Dann wurde es dunkel. Nicht daß ich ohnmächtig wurde; das Licht ging nur aus. Eine Hand packte meinen Arm und zog mich fort. Neues Geschrei und dann ein Schuß. Ob jemand getroffen war, wußte ich nicht, aber langsam dämmerte mir, daß die Situation real war. Ich ließ mich mitziehen, stieß gegen tausend Leute, schnappte Sprachfetzen auf, wie »Ruhe!« und »Keine Panik!« – das waren sicher die Bullen –, dann hörte ich erneut Schüsse und wieder Schreie.
Mein Retter machte eine Tür auf und zog mich in die Küche. Die Kaffeehausvorhänge ließen genug Licht herein, daß ich Elena erkennen konnte.
Sie ließ mich los, griff nach einer Taschenlampe, die auf dem Kühlschrank lag, und öffnete eine weitere Tür, vermutlich zur Speisekammer. Irrtum, hier ging es in den Keller. Sie ließ mich vorangehen und schloß hinter uns ab.

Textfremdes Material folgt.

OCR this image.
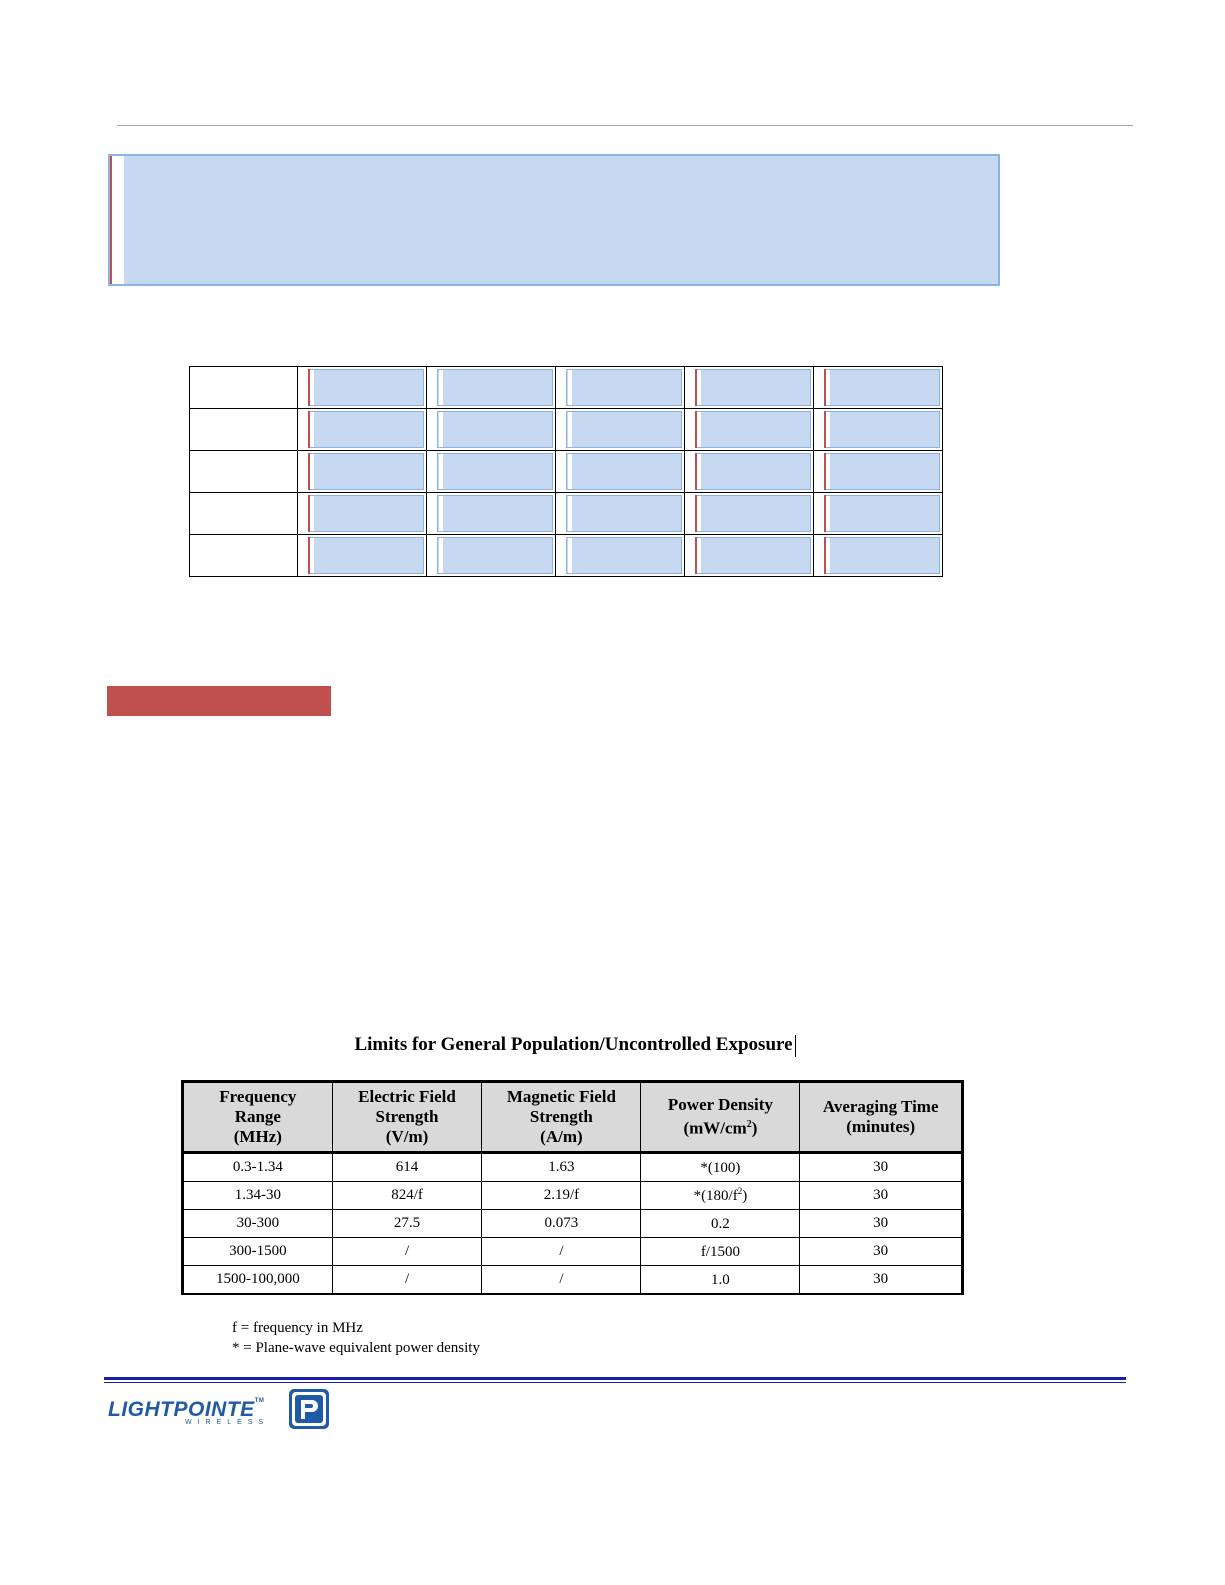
Limits for General Population/Uncontrolled Exposure
Frequency
Range
(MHz)	Electric Field
Strength
(V/m)	Magnetic Field
Strength
(A/m)	Power Density
$(mW/cm^2)$	Averaging Time
(minutes)
0.3-1.34	614	1.63	*(100)	30
1.34-30	824/f	2.19/f	$*(180/f^2)$	30
30-300	27.5	0.073	0.2	30
300-1500	/	/	f/1500	30
1500-100,000	/	/	1.0	30
f = frequency in MHz
* = Plane-wave equivalent power density
LIGHTPOINTE™
WIRELESS
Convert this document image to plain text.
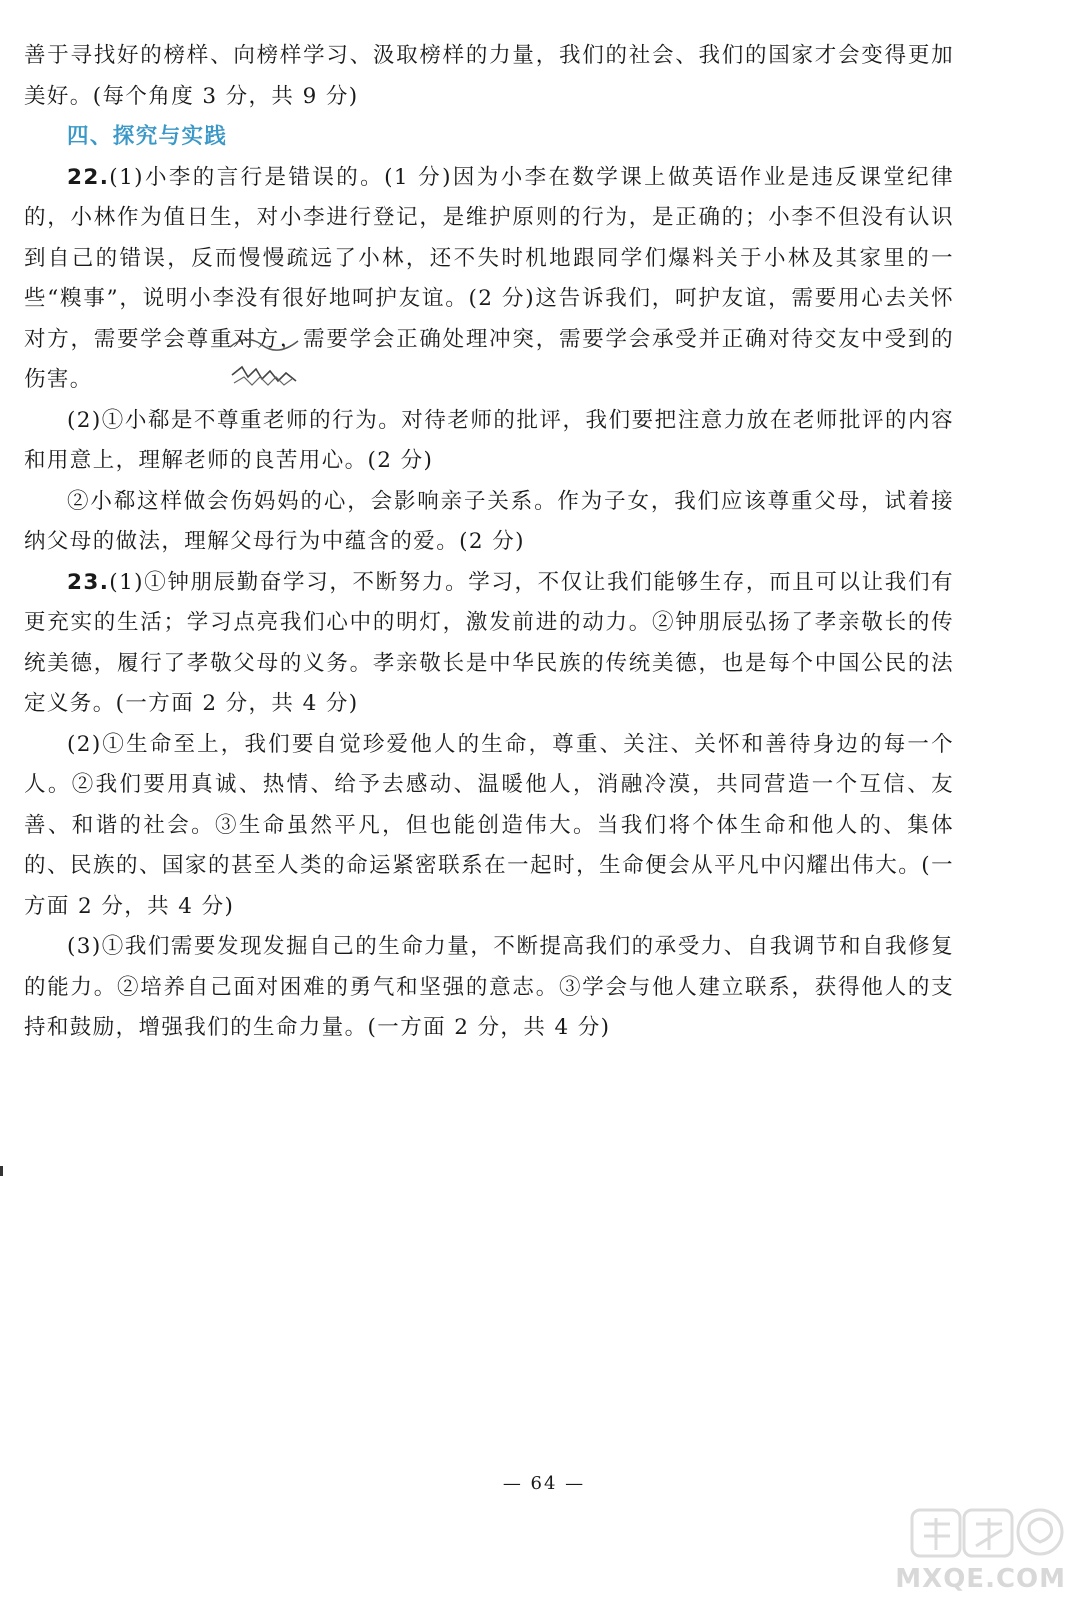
善于寻找好的榜样、向榜样学习、汲取榜样的力量，我们的社会、我们的国家才会变得更加美好。(每个角度 3 分，共 9 分)

四、探究与实践

22.(1)小李的言行是错误的。(1 分)因为小李在数学课上做英语作业是违反课堂纪律的，小林作为值日生，对小李进行登记，是维护原则的行为，是正确的；小李不但没有认识到自己的错误，反而慢慢疏远了小林，还不失时机地跟同学们爆料关于小林及其家里的一些“糗事”，说明小李没有很好地呵护友谊。(2 分)这告诉我们，呵护友谊，需要用心去关怀对方，需要学会尊重对方，需要学会正确处理冲突，需要学会承受并正确对待交友中受到的伤害。

(2)①小郗是不尊重老师的行为。对待老师的批评，我们要把注意力放在老师批评的内容和用意上，理解老师的良苦用心。(2 分)

②小郗这样做会伤妈妈的心，会影响亲子关系。作为子女，我们应该尊重父母，试着接纳父母的做法，理解父母行为中蕴含的爱。(2 分)

23.(1)①钟朋辰勤奋学习，不断努力。学习，不仅让我们能够生存，而且可以让我们有更充实的生活；学习点亮我们心中的明灯，激发前进的动力。②钟朋辰弘扬了孝亲敬长的传统美德，履行了孝敬父母的义务。孝亲敬长是中华民族的传统美德，也是每个中国公民的法定义务。(一方面 2 分，共 4 分)

(2)①生命至上，我们要自觉珍爱他人的生命，尊重、关注、关怀和善待身边的每一个人。②我们要用真诚、热情、给予去感动、温暖他人，消融冷漠，共同营造一个互信、友善、和谐的社会。③生命虽然平凡，但也能创造伟大。当我们将个体生命和他人的、集体的、民族的、国家的甚至人类的命运紧密联系在一起时，生命便会从平凡中闪耀出伟大。(一方面 2 分，共 4 分)

(3)①我们需要发现发掘自己的生命力量，不断提高我们的承受力、自我调节和自我修复的能力。②培养自己面对困难的勇气和坚强的意志。③学会与他人建立联系，获得他人的支持和鼓励，增强我们的生命力量。(一方面 2 分，共 4 分)

— 64 —
MXQE.COM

Am Fuß der Treppe wartete ich auf Elena mit der Lampe, aber als sie neben mich trat, knipste sie sie aus. Von rechts kam ein schwaches Leuchten. Elena machte mir ein Zeichen zu schweigen und drängte sich an mir vorbei in den Kellerraum. Ich folgte ihr.
Die Wände wirkten roh und unfertig, aber der Putz war gestrichen. Das Licht kam von einem silbernen Kandelaber mit sechs schwarzen Kerzen, der auf dem Fußboden stand. An der hinteren Kellerwand waren in Knöchel- und Schulterhöhe eiserne Fesseln angebracht, und von der Decke baumelten schauerliche Flaschenzüge und Seilwinden. Aber ich war nicht in der Stimmung, genauer hinzusehen. Ein Wunder, daß ich diese Details überhaupt bemerkt hatte, denn vor mir stand ein Messingbett mit einem splitternackten Mann drauf. Er lag auf dem Rücken, alle viere von sich gestreckt.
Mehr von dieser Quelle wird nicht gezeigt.